Os quadrinhos mostram uma forma de análise da sociedade a cada época a qual pertence colocando o sujeito na “busca com que compreenda a si mesmo e que se perceba enquanto sujeito no mundo” (Carvalho, p. 92). Desde seu surgimento, sofreu diversas alterações em suas formas e temas. Com a pós-modernidade e o crescente desenvolvimento dos meios de comunicação auxiliado também à internet é possível conhecer as várias formas de se pensar quadrinhos no mundo. Hoje os quadrinhos não refletem apenas o herói destemido invencível. Seu personagem pode ser um anti-herói, morrer, envelhecer, e essas mudanças só foram possíveis surgir com as mudanças sociais surgidas ao longo do tempo.


Bibliografia
FARIA, M. L. Comunicação Pós-Moderna Nas Imagens dos Mangás. 2007. 156f. Dissertação (Mestrado em Comunicação Social) - Faculdade de Meios de Comunicação Social, Pontifícia Universidade Católica do Rio Grande do Sul. Porto Alegre, Rio Grande do Sul. 2007.

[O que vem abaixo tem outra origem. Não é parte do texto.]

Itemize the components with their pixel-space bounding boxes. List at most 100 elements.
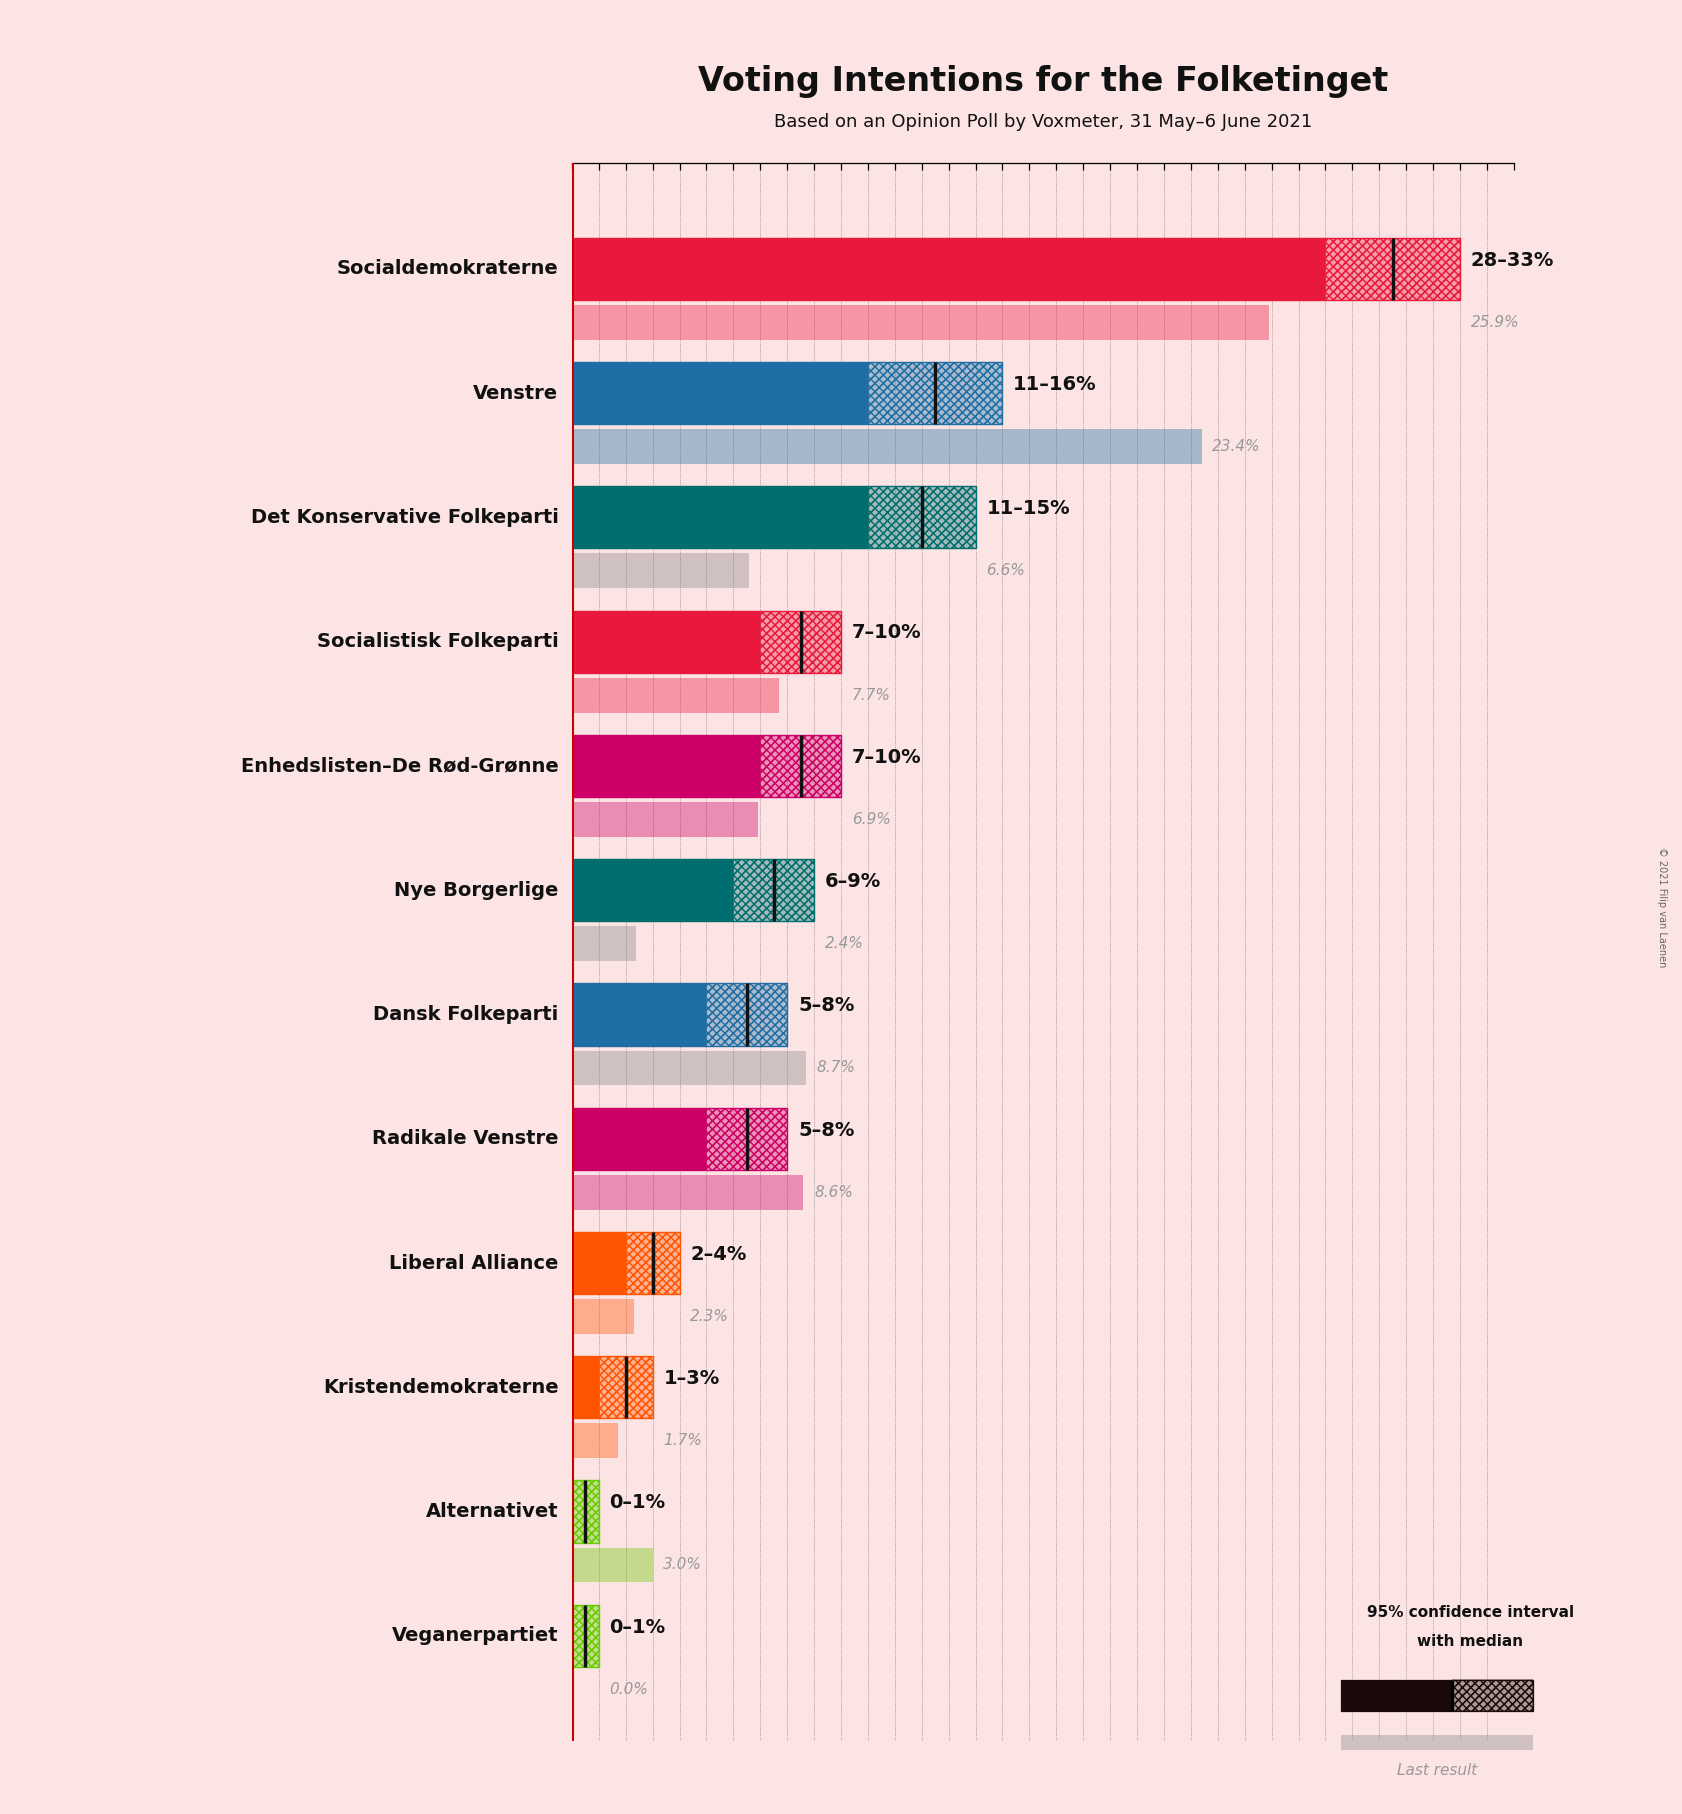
Text: 28–33%: 28–33% (1470, 250, 1554, 270)
Text: Nye Borgerlige: Nye Borgerlige (394, 882, 558, 900)
Bar (1341, 1734, 1532, 1751)
Bar (1341, 1680, 1452, 1711)
Bar (572, 553, 750, 588)
Bar (572, 735, 841, 796)
Bar (1452, 1680, 1532, 1711)
Bar (572, 611, 841, 673)
Bar (572, 486, 868, 548)
Text: 0–1%: 0–1% (609, 1493, 666, 1513)
Bar (706, 983, 787, 1045)
Bar (572, 1605, 599, 1667)
Bar (572, 1605, 599, 1667)
Bar (868, 363, 1002, 424)
Text: 8.7%: 8.7% (817, 1061, 856, 1076)
Text: 1–3%: 1–3% (663, 1370, 720, 1388)
Bar (572, 363, 868, 424)
Bar (572, 678, 779, 713)
Bar (1325, 238, 1460, 299)
Bar (572, 1424, 617, 1458)
Text: Enhedslisten–De Rød-Grønne: Enhedslisten–De Rød-Grønne (241, 756, 558, 775)
Bar (1325, 238, 1460, 299)
Bar (572, 1605, 599, 1667)
Bar (1325, 238, 1460, 299)
Text: 11–15%: 11–15% (986, 499, 1070, 519)
Bar (760, 735, 841, 796)
Text: 3.0%: 3.0% (663, 1558, 703, 1573)
Bar (572, 927, 636, 961)
Bar (1452, 1680, 1532, 1711)
Text: Kristendemokraterne: Kristendemokraterne (323, 1379, 558, 1397)
Text: Socialdemokraterne: Socialdemokraterne (336, 259, 558, 278)
Text: 2–4%: 2–4% (690, 1244, 747, 1264)
Bar (706, 1108, 787, 1170)
Bar (572, 983, 706, 1045)
Bar (733, 860, 814, 922)
Text: 7–10%: 7–10% (851, 747, 922, 767)
Bar (868, 363, 1002, 424)
Text: Liberal Alliance: Liberal Alliance (389, 1253, 558, 1272)
Text: 0.0%: 0.0% (609, 1682, 649, 1696)
Bar (572, 363, 1002, 424)
Text: Radikale Venstre: Radikale Venstre (372, 1130, 558, 1148)
Bar (599, 1357, 653, 1419)
Bar (572, 238, 1460, 299)
Text: 0–1%: 0–1% (609, 1618, 666, 1636)
Bar (626, 1232, 680, 1293)
Bar (572, 1357, 653, 1419)
Bar (572, 1050, 806, 1085)
Bar (868, 363, 1002, 424)
Text: 6.6%: 6.6% (986, 564, 1026, 579)
Bar (572, 1108, 706, 1170)
Bar (572, 1480, 599, 1542)
Bar (572, 611, 760, 673)
Text: 7.7%: 7.7% (851, 688, 891, 702)
Text: 2.4%: 2.4% (824, 936, 865, 951)
Text: © 2021 Filip van Laenen: © 2021 Filip van Laenen (1657, 847, 1667, 967)
Bar (572, 1480, 599, 1542)
Text: 11–16%: 11–16% (1013, 375, 1097, 394)
Bar (572, 860, 733, 922)
Text: Socialistisk Folkeparti: Socialistisk Folkeparti (316, 633, 558, 651)
Bar (572, 1480, 599, 1542)
Bar (706, 983, 787, 1045)
Text: 5–8%: 5–8% (797, 1121, 854, 1139)
Bar (572, 486, 976, 548)
Bar (599, 1357, 653, 1419)
Bar (572, 1299, 634, 1333)
Bar (868, 486, 976, 548)
Text: 25.9%: 25.9% (1470, 316, 1519, 330)
Text: 5–8%: 5–8% (797, 996, 854, 1016)
Bar (760, 611, 841, 673)
Text: Last result: Last result (1396, 1763, 1477, 1778)
Bar (572, 1108, 787, 1170)
Text: Dansk Folkeparti: Dansk Folkeparti (373, 1005, 558, 1023)
Bar (626, 1232, 680, 1293)
Bar (733, 860, 814, 922)
Bar (572, 430, 1201, 464)
Bar (572, 860, 814, 922)
Text: 7–10%: 7–10% (851, 624, 922, 642)
Text: with median: with median (1416, 1634, 1524, 1649)
Bar (760, 611, 841, 673)
Text: Based on an Opinion Poll by Voxmeter, 31 May–6 June 2021: Based on an Opinion Poll by Voxmeter, 31… (774, 112, 1312, 131)
Bar (572, 305, 1268, 339)
Text: 95% confidence interval: 95% confidence interval (1366, 1605, 1574, 1620)
Bar (626, 1232, 680, 1293)
Bar (760, 735, 841, 796)
Bar (706, 1108, 787, 1170)
Bar (572, 802, 757, 836)
Text: 8.6%: 8.6% (814, 1185, 853, 1199)
Bar (706, 1108, 787, 1170)
Bar (572, 1357, 599, 1419)
Text: Alternativet: Alternativet (426, 1502, 558, 1522)
Bar (1452, 1680, 1532, 1711)
Bar (760, 735, 841, 796)
Bar (572, 1232, 626, 1293)
Bar (599, 1357, 653, 1419)
Text: Det Konservative Folkeparti: Det Konservative Folkeparti (251, 508, 558, 526)
Bar (572, 1232, 680, 1293)
Bar (572, 1480, 599, 1542)
Bar (572, 1605, 599, 1667)
Text: 6.9%: 6.9% (851, 813, 891, 827)
Text: 2.3%: 2.3% (690, 1310, 730, 1324)
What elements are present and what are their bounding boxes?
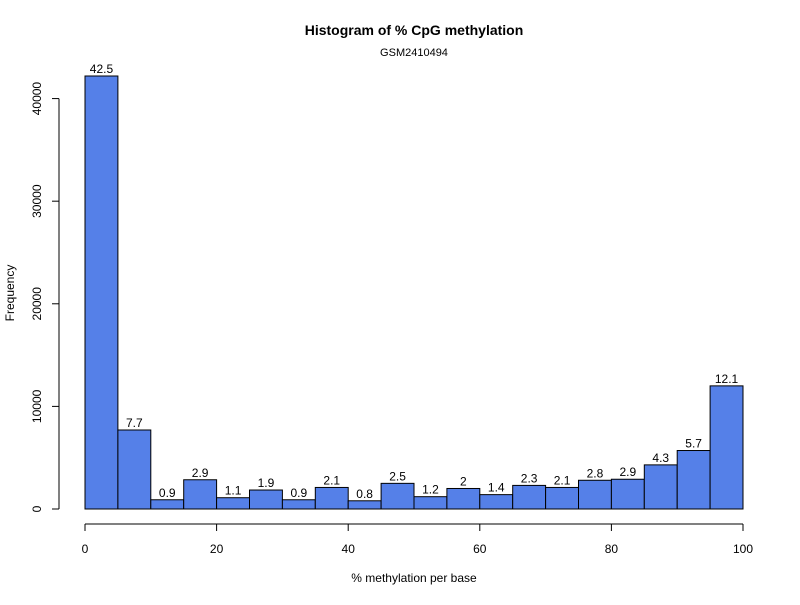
- bar-value-label: 2.9: [192, 466, 209, 480]
- histogram-bar: [512, 484, 547, 510]
- bar-value-label: 1.9: [258, 476, 275, 490]
- bar-value-label: 2.3: [521, 471, 538, 485]
- bar-value-label: 4.3: [652, 451, 669, 465]
- bar-value-label: 2.9: [620, 465, 637, 479]
- histogram-bar: [676, 450, 711, 510]
- bar-value-label: 2.5: [389, 469, 406, 483]
- histogram-bar: [150, 499, 185, 510]
- x-axis-label: % methylation per base: [351, 571, 477, 585]
- histogram-bar: [183, 479, 218, 510]
- x-tick-label: 60: [473, 542, 487, 556]
- bar-value-label: 0.8: [356, 487, 373, 501]
- bar-value-label: 42.5: [90, 62, 114, 76]
- bar-value-label: 2.1: [554, 473, 571, 487]
- bar-value-label: 2.1: [323, 473, 340, 487]
- x-tick-label: 40: [342, 542, 356, 556]
- histogram-bar: [347, 500, 382, 510]
- histogram-bar: [479, 494, 514, 510]
- histogram-bar: [314, 486, 349, 510]
- bar-labels-group: 42.5 7.7 0.9 2.9 1.1 1.9 0.9 2.1 0.8 2.5 1.2 2 1.4 2.…: [90, 62, 739, 501]
- histogram-bar: [117, 429, 152, 510]
- y-tick-label: 30000: [30, 184, 44, 218]
- histogram-bar: [249, 489, 283, 510]
- x-tick-label: 100: [733, 542, 753, 556]
- chart-subtitle: GSM2410494: [380, 47, 448, 59]
- bar-value-label: 1.1: [225, 484, 242, 498]
- y-tick-label: 20000: [30, 287, 44, 321]
- y-tick-label: 40000: [30, 82, 44, 116]
- bar-value-label: 1.4: [488, 481, 505, 495]
- bars-group: [84, 75, 744, 510]
- histogram-bar: [578, 479, 612, 510]
- histogram-bar: [380, 482, 415, 510]
- histogram-bar: [610, 478, 645, 510]
- histogram-bar: [413, 496, 448, 510]
- chart-title: Histogram of % CpG methylation: [305, 22, 524, 38]
- bar-value-label: 1.2: [422, 483, 439, 497]
- y-axis: 0 10000 20000 30000 40000: [30, 82, 60, 512]
- y-tick-label: 0: [30, 505, 44, 512]
- histogram-bar: [216, 497, 251, 510]
- x-tick-label: 80: [605, 542, 619, 556]
- y-axis-label: Frequency: [3, 265, 17, 322]
- bar-value-label: 12.1: [715, 372, 739, 386]
- histogram-bar: [84, 75, 119, 510]
- bar-value-label: 0.9: [159, 486, 176, 500]
- histogram-bar: [643, 464, 678, 510]
- bar-value-label: 7.7: [126, 416, 143, 430]
- histogram-bar: [545, 486, 579, 510]
- histogram-bar: [281, 499, 316, 510]
- bar-value-label: 5.7: [685, 437, 702, 451]
- bar-value-label: 2.8: [587, 466, 604, 480]
- histogram-bar: [446, 487, 481, 510]
- bar-value-label: 2: [460, 474, 467, 488]
- x-tick-label: 0: [82, 542, 89, 556]
- x-tick-label: 20: [210, 542, 224, 556]
- histogram-bar: [709, 385, 744, 510]
- y-tick-label: 10000: [30, 389, 44, 423]
- bar-value-label: 0.9: [291, 486, 308, 500]
- x-axis: 0 20 40 60 80 100: [82, 523, 753, 556]
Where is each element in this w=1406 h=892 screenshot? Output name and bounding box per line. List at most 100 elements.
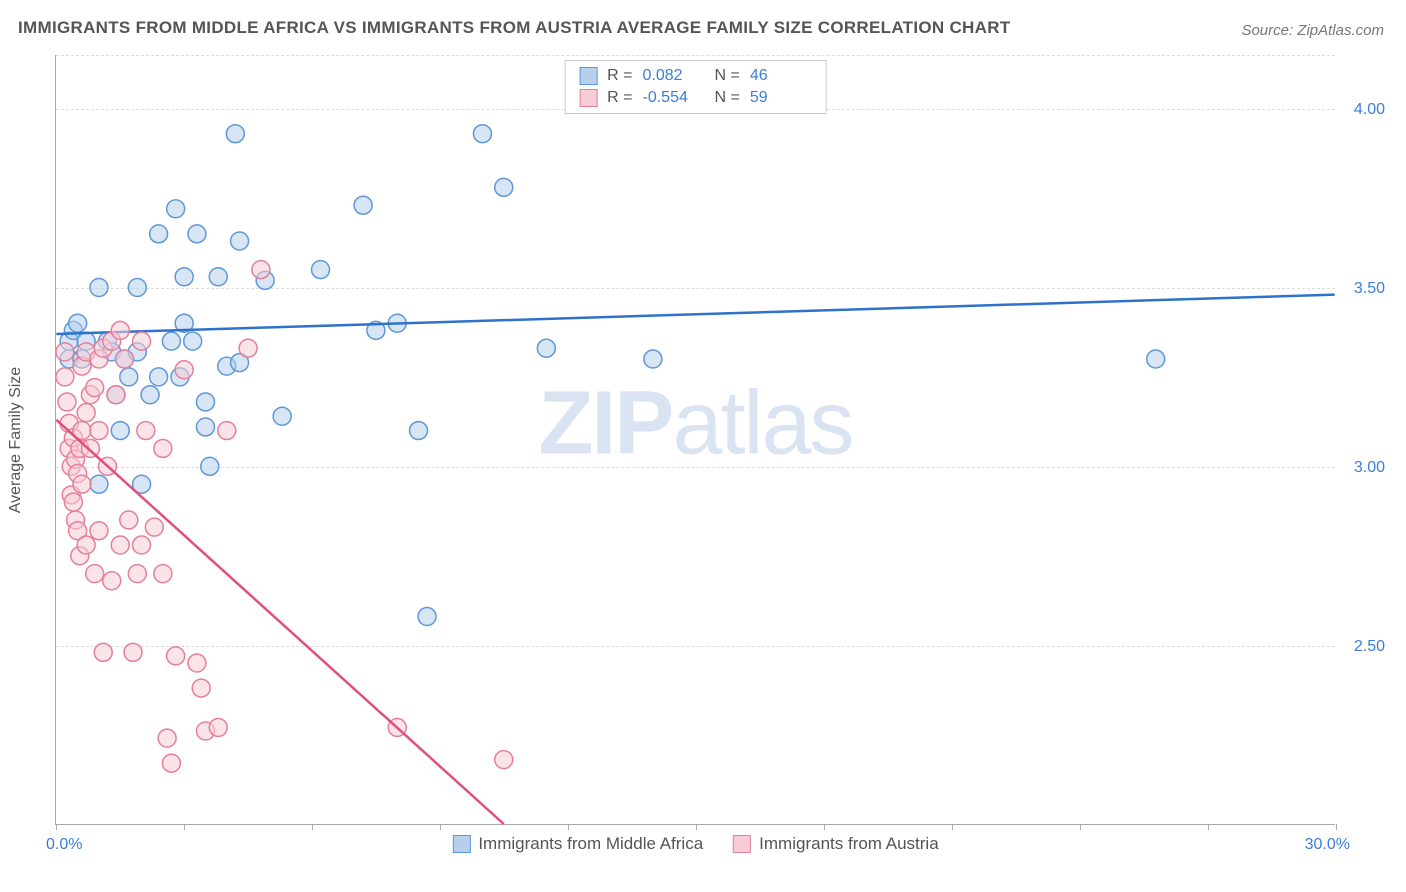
r-value-2: -0.554 — [643, 87, 705, 109]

BATISTELLA, D. Mangá: O Jogo Entre Palavras e Imagens. 26p.
LEITE, I. M. B.. O Poder do Desenho Animado Japonês: Uma Análise da Relação entre os Animês e a Cultura Brasileira. 22f. Trabalho de Conclusão de Curso (Pedagogia) Faculdade Cenecista Vila da Velha. Vila Velha, Espírito Santo. 2011.
CARLOS, G. S. A cultura pop japonesa no contexto da cibercultura. 12p. III Simpósio Nacional ABCiber. São Paulo. 2009.
CARVALHO, A.P. As Histórias em quadrinhos e a cultura pós-moderna. In________ A Cara da Mídia. Recife: Massangana. p.81-94.
Endereços eletrônicos:
<http://www.tvsinopse.kinghost.net/art/y/yellow-kid.htm> Acessado dia: 12 de jun. 2012.


[1] Discente do Curso de Comunicação Social/ Publicidade e Propaganda da Universidade Federal de Pernambuco
[2] Definição de quem é fã de animes, mangás ou qualquer forma de mídia japonesa.